I wrote a bit of a tome about racism and my apology for being a member of the group that is primarily responsible for it. I wrote it yesterday. It has apparently struck a nerve because I’ve subsequently seen it quoted in Huffington post and The Nation, among other places.
I’ve received hundreds, literally, hundreds of comments such as “you are my brother” and “we consider you to be a member of our family” and “thank you for having the courage to say what we’ve been hoping someone would say”. The response has been overwhelming. And it woddint jus from black folk.
I’ve heard from India, China, Japan, Denmark, Holland, most of Europe, South America and all over the United States. Not all agreed with my sentiments. Some said things like “speak for yourself”, proving that they really hadn’t read it very carefully since I spoke for only myself. It was me who apologized.
But of the black people who did respond, (at least those who identified themselves as such), not a single one argued with me. Not a single one said anything like “you should be ashamed of yourself”. No one admonished me. Those who identified themselves as black spent more time telling me not to fret, not to be ashamed, not to blame myself.
These people, the people who are genuinely in mourning over this tragedy, told me stories of friends and family members who have been lynched, beaten, shot, arrested and hated for their skin color for their entire lives. They told me stories of fear of the police and how they have to speak to their teenage children about how to act when there are cops around, for fear that they might get arrested or shot just for being in the wrong place at the wrong time. They told me many, many stories. And then they mostly did something else…
Then, the great majority of these people, those who identified themselves as black and were feeling severe pain over this most recent racist attack, these people tried to console ME. Some invoked Gods will, some reminded me that it wasn’t me who pulled the trigger, that the fact that I felt the need to apologize proves that I’m part of the solution. Some spoke eloquently, some spoke in halting English, some sounded as if they didn’t write very often and weren’t very good at it. Some of the best responses contained the worst English. But the messages got through.
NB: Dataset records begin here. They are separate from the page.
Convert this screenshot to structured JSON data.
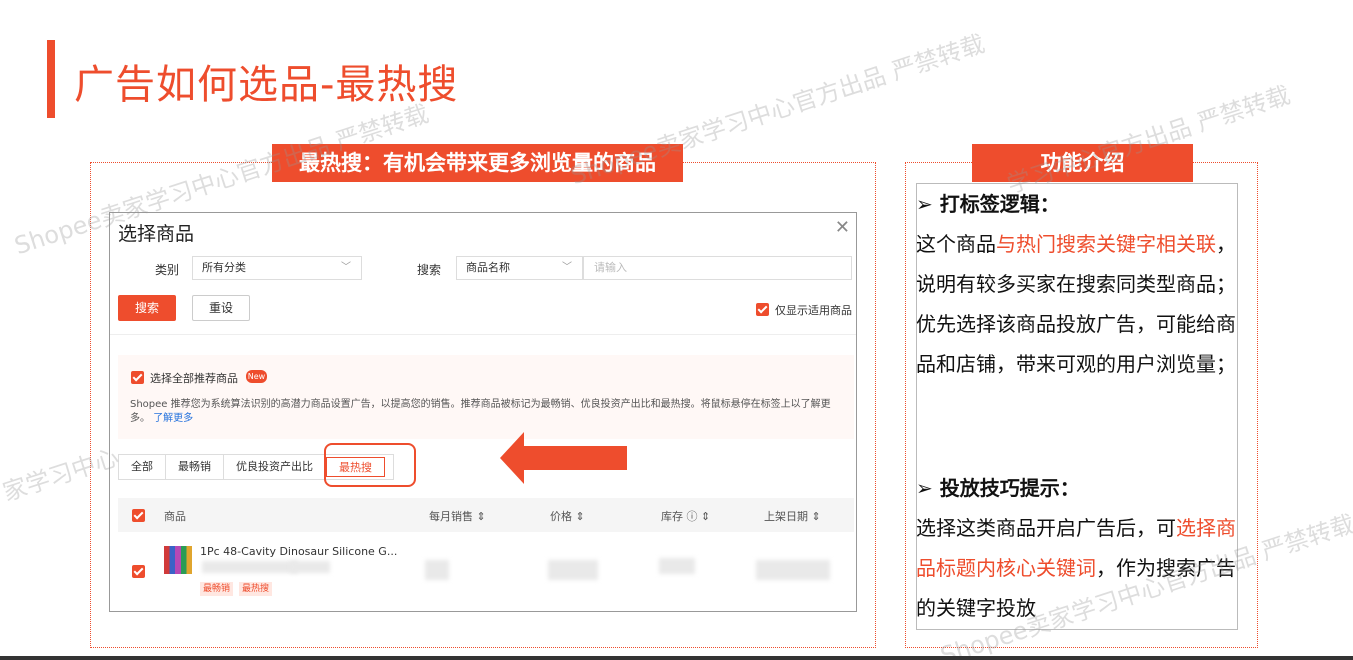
{
  "page": {
    "title": "广告如何选品-最热搜"
  },
  "left_panel": {
    "tag": "最热搜：有机会带来更多浏览量的商品"
  },
  "modal": {
    "title": "选择商品",
    "close_icon": "close-icon",
    "category_label": "类别",
    "category_value": "所有分类",
    "search_label": "搜索",
    "search_type_value": "商品名称",
    "search_placeholder": "请输入",
    "search_button": "搜索",
    "reset_button": "重设",
    "only_show_label": "仅显示适用商品",
    "select_all_label": "选择全部推荐商品",
    "new_badge": "New",
    "description": "Shopee 推荐您为系统算法识别的高潜力商品设置广告，以提高您的销售。推荐商品被标记为最畅销、优良投资产出比和最热搜。将鼠标悬停在标签上以了解更多。",
    "learn_more": "了解更多",
    "tabs": [
      {
        "label": "全部"
      },
      {
        "label": "最畅销"
      },
      {
        "label": "优良投资产出比"
      },
      {
        "label": "最热搜"
      }
    ],
    "table": {
      "columns": [
        "商品",
        "每月销售 ⇕",
        "价格 ⇕",
        "库存 ⓘ ⇕",
        "上架日期 ⇕"
      ],
      "rows": [
        {
          "name": "1Pc 48-Cavity Dinosaur Silicone G...",
          "badges": [
            "最畅销",
            "最热搜"
          ]
        }
      ]
    }
  },
  "right_panel": {
    "tag": "功能介绍",
    "section1_head": "➢  打标签逻辑：",
    "section1_a": "这个商品",
    "section1_hl": "与热门搜索关键字相关联",
    "section1_b": "，说明有较多买家在搜索同类型商品；优先选择该商品投放广告，可能给商品和店铺，带来可观的用户浏览量；",
    "section2_head": "➢  投放技巧提示：",
    "section2_a": "选择这类商品开启广告后，可",
    "section2_hl": "选择商品标题内核心关键词",
    "section2_b": "，作为搜索广告的关键字投放"
  },
  "watermarks": [
    "Shopee卖家学习中心官方出品 严禁转载",
    "Shopee卖家学习中心官方出品 严禁转载",
    "学习中心官方出品 严禁转载",
    "家学习中心",
    "Shopee卖家学习中心官方出品 严禁转载"
  ],
  "colors": {
    "accent": "#ee4d2d",
    "link": "#2673dd"
  }
}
Not a single one spoke of retaliation, of hatred for whites, or of the incredulity that they must be feeling over the perpetuation of these incidents.
But almost invariably, these people who have suffered this fate for centuries spent more time trying to console me than feeling sorry for themselves. They expressed more sympathy toward me than they did for their dead brothers and sisters. They, with their gracious, sometimes misspelled words, patted me on the head, put their hands on my shoulder and offered to hug me if they ever met me.
I’ve written hundreds of posts with thousands of words on this blog, but can’t find the words to describe how that feels.